‘The Roaring Banshees’ follows the Irish Rebel Unit in the Chicago ban

The ‘Irish Blood’ producers Deadpan Pictures and Canadian Shingle Shaftesbury films, based in Dublin, work together again in ‘The Roaring Banshees’, an adaptation of the hit game by John Morton and Peter McGann who follows a completely female bond by Irish rebels in 1920. The series is one of the projects that have been selected to participate in the MIA market of Rome, which runs from 6 to 10 October.

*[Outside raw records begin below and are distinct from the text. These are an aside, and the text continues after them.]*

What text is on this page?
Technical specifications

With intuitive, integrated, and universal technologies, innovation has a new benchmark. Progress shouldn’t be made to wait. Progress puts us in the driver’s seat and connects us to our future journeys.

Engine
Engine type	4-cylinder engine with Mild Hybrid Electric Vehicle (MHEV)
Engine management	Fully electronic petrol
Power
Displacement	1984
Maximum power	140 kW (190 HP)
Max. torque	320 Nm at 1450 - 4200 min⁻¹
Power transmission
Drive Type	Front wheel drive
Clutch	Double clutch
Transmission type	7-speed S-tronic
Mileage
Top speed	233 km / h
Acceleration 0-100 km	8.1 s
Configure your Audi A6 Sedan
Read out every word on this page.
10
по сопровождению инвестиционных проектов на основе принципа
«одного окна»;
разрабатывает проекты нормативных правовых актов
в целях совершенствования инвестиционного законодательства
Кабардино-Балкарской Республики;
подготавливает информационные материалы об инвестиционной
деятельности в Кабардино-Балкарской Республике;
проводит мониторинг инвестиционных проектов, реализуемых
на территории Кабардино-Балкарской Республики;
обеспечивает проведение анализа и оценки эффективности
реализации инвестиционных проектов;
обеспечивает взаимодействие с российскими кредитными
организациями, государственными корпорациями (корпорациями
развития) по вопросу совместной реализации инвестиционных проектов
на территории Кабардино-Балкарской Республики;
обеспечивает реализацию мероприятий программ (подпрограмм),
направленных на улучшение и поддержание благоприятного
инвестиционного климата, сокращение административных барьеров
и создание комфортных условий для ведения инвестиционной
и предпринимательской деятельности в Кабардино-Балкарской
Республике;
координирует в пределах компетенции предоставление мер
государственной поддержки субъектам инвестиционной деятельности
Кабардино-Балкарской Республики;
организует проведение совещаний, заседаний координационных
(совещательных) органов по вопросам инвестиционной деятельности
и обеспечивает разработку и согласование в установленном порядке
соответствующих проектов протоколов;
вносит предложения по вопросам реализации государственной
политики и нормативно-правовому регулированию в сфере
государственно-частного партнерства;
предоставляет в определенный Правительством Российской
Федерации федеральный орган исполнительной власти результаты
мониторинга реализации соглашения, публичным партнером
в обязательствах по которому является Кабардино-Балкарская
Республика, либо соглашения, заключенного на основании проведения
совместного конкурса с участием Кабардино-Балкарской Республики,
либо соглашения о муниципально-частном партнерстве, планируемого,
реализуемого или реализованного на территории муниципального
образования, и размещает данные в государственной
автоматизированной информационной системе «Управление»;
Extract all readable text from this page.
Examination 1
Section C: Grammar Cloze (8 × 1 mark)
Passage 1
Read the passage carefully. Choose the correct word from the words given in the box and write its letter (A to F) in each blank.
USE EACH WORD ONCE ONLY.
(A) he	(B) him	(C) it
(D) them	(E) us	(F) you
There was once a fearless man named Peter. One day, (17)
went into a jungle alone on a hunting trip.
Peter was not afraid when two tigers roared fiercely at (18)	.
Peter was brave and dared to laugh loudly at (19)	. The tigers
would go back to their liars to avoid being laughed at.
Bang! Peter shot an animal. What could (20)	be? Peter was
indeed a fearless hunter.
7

“The Roaring Banshees” begins in Ireland, in the aftermath of a failed murder attack on a powerful political kingpin by the secret rebel unit that is known as the Banshees. Forced to escape on an American ship, the members are separated, only to reunite in Chicago in the ice-cold winter of 1923. Here they are planning to stay low and stay out of problems until their former war time commander negotiates their safe passage to home-a plan that goes quickly, their return to Ireland.
Struggling to survive in the Chicago prohibition, with the police on their tail and an Irish murderer hot on their spurs, the women resort to crime, the sale of Bootleg -Drank to the Irish crowd. But as their company grows, they attract problems of brutal gangsters, corrupt agents and their own ever -unpredictable nature, in what the makers of the series describe as “a classic rise and fall gangster story of immigrants who stop their claim in the Land of Hope and Glory.”
Spend against Variety Prior to the MIA market, co-founder of Deadpan Pictures Paul Donovan referred to series such as “Peaky Blinders” and “Babylon Berlin” when describing the attraction of “The Roaring Banshees”.
“It is a cinematic, visual, high-end, dramatic, classic gangster Saga but also entertaining and fun,” he said. “We don’t take ourselves here too seriously. We are entertaining.”
Donovan remembered his first meeting with the piece on which the series was located during a theater festival in Dublin. “It was a crowded show, and it just had the audience smiling and crying and screaming and screaming and roaring at the characters,” he said.
The producer, who had previously worked with Morton on the Victorian Acorn TV Period drama “Dead Still”, praised the work of the writer-“It always had inherent humor and entertainment,” he said and immediately acknowledged the potential of the source material for adjustment.
“So much of the action was necessarily outside the stage. They were explosions and shootouts and all kinds of great action scenes that they gave the impression to happen, but you didn’t really see them,” he said. After the show, Donovan Morton and McGann met to make his pitch, to insist that pieces of the action set would look “fantastic” on the screen and tell the duo: “Let’s go a big, brave, ambitious piece of fun, cinematic TV.”
The series follows the rebel unit while they have difficulty making a new start in America, “out of their comfort zone” and far from the case they had dedicated their lives, according to Donovan.
“They are a crack team that fought in the War of Independence in Ireland, and then they ended up on the wrong side in the Civil War. So they were quite dismissed by a case, and the justification for the kind of violence and chaos they occupy,” said the producer. “But things have changed because they are no longer fighting this cause. They are no longer soldiers. They go to more a gangster -so it is more of the gray moral world they are doing.”
“That kind of muddy area,” he added, “is fertile soil for drama.”
“The Roaring Banshees” was written by Morton and McGann and directed by Neasa Hardiman, whose credits the Netflix series “Untamed” and “Jessica Jones” include, and the Hulu drama “We were the lucky ones.” The series of 8 x 60 ‘is recorded in Ireland and Hamilton, Ontario, who described Donovan as a convincing stand-in for Chicago from the 1920s.
Deadpan Pictures and Production-Outfit Shaftesbury films based in Toronto previously worked together on “Irish Blood”, the Mystery-Drama series of Acorn TV with Alicia Silverstone that was recently renewed for a second season.
“We can bring up to 45% of the finances to the table between the two of us,” said Donovan. “There is an established relationship there, and the Irish-Canadian co-production works really well between the various sources of financing. For Mia, our challenge is now to get partners on board for the rest of the financing.”
The MIA market of Rome runs on 6 – 10 October.